Cela dit, deux séances par mois avec un rythme de deux fois trois heures durant deux jours consécutifs est effectivement plus qu'original. Si un patient fait mille kilomètres pour me voir, je vais considérer que cette personne à un problème en lien avec une pathologie probable du narcissisme, surtout si elle me contacte en raison de ma notoriété éventuelle. En règle générale, un psychanalyste sérieux refuse. Mais, en analyse, on considère aussi que la demande est essentielle et ce qui serait à vérifier avec le psychanalyste est la raison qui l'a amené à accepter cette cure particulière.
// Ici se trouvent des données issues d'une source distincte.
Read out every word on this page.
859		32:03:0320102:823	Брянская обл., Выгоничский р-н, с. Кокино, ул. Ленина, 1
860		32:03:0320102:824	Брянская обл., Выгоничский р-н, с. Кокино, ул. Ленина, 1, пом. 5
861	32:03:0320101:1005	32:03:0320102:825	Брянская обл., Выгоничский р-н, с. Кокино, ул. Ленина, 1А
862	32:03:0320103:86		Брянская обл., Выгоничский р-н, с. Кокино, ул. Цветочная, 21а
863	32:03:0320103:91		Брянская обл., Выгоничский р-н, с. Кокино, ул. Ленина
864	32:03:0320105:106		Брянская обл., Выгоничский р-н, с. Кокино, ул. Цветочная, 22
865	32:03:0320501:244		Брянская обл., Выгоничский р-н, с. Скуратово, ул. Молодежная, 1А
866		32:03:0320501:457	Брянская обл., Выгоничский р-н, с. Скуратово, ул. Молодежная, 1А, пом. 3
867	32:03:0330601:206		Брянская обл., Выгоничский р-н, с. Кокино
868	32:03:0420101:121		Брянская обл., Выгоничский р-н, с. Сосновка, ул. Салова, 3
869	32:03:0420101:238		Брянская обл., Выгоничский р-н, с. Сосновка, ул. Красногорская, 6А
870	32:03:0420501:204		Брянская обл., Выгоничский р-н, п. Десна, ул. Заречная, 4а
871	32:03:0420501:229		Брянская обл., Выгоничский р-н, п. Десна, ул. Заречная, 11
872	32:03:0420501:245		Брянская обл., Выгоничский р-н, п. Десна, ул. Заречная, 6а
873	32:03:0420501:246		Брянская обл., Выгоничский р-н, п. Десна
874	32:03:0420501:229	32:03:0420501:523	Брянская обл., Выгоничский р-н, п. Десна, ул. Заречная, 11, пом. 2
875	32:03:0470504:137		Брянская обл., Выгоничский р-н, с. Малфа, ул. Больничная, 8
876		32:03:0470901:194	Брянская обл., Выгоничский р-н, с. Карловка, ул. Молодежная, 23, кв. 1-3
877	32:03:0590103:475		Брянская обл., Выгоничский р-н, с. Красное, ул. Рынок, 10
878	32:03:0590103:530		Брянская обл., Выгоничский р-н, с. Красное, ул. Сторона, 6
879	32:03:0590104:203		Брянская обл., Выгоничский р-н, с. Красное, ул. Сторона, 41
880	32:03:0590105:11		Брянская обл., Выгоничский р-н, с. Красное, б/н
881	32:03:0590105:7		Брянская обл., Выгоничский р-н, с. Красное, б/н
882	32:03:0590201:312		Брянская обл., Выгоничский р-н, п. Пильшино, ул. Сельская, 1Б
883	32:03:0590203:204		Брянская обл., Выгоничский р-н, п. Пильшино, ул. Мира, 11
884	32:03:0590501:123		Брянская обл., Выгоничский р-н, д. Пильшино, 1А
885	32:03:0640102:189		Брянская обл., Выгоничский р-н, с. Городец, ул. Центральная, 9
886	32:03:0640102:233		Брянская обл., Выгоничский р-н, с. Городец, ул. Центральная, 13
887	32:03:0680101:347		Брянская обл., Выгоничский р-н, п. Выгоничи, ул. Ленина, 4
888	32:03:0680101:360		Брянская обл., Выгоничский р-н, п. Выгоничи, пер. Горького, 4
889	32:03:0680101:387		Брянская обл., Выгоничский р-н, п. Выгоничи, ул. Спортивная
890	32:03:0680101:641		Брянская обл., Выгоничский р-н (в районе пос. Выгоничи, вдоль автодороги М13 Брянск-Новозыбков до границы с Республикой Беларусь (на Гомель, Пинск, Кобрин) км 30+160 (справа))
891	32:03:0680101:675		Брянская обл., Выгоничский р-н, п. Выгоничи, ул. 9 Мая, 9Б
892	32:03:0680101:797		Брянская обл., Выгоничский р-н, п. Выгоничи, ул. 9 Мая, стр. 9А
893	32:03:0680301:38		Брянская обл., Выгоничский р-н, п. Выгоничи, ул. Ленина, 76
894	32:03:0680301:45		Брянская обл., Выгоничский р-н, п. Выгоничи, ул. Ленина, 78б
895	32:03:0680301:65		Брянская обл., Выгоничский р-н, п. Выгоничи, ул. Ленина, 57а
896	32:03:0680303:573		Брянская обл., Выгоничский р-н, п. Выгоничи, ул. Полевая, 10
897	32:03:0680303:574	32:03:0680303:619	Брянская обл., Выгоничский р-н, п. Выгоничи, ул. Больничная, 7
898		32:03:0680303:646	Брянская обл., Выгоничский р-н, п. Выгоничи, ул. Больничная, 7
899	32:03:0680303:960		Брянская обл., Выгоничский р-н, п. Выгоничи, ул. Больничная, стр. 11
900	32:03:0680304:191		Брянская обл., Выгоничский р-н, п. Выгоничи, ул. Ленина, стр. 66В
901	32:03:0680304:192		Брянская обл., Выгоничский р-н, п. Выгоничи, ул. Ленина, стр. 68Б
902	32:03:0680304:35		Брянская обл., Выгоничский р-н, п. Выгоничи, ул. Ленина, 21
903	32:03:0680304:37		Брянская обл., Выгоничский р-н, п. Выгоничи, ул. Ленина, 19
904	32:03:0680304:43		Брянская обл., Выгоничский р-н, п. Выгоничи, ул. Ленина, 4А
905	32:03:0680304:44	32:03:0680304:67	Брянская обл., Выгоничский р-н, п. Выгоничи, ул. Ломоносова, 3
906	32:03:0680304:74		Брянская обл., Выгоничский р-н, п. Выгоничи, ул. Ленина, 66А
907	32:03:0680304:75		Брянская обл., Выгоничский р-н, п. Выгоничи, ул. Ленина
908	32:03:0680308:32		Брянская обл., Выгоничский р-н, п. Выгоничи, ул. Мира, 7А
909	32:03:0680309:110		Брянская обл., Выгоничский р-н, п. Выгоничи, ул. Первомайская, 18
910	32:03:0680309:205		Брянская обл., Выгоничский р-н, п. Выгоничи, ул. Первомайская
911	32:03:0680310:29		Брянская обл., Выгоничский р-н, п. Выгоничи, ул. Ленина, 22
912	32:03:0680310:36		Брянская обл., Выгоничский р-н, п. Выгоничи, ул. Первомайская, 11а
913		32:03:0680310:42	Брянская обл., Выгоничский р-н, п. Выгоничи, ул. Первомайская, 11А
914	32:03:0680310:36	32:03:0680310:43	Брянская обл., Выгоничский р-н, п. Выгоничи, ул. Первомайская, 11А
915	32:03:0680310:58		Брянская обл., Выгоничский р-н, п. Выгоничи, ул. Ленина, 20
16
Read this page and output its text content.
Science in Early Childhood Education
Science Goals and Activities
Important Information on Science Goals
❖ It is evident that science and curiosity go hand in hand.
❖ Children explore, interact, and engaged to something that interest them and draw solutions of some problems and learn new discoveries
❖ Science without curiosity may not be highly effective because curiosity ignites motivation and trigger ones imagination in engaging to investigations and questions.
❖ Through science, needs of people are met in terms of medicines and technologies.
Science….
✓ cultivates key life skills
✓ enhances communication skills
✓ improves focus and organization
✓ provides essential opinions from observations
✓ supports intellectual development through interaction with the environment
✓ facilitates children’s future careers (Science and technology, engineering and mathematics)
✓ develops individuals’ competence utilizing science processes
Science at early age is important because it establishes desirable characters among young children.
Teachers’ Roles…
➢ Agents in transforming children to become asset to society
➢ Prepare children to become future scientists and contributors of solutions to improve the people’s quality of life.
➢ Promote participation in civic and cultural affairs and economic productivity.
Ce cas est intéressant. Il montre bien la nécessité d'un ordre professionnel. Tous les éléments que vous mettez en avant demandent à être explorés par rapport à ce qui a conduit le psychanalyste à accepter. Peut-être le processus est totalement déviant, peut-être pas : tout dépend de l'argumentation clinique que le praticien pourrait en faire. L'élément qui peut faire douter du processus est le rythme. Il ne correspond pas à une démarche cohérente. Trois heures dans la même journée, c'est beaucoup trop long. Il faudrait avoir l'argumentaire du praticien pour être en mesure de se prononcer. Sans oublier non plus les moyens financiers du patient. Avant de déterminer une déviance, il faut faire preuve d'une grande prudence.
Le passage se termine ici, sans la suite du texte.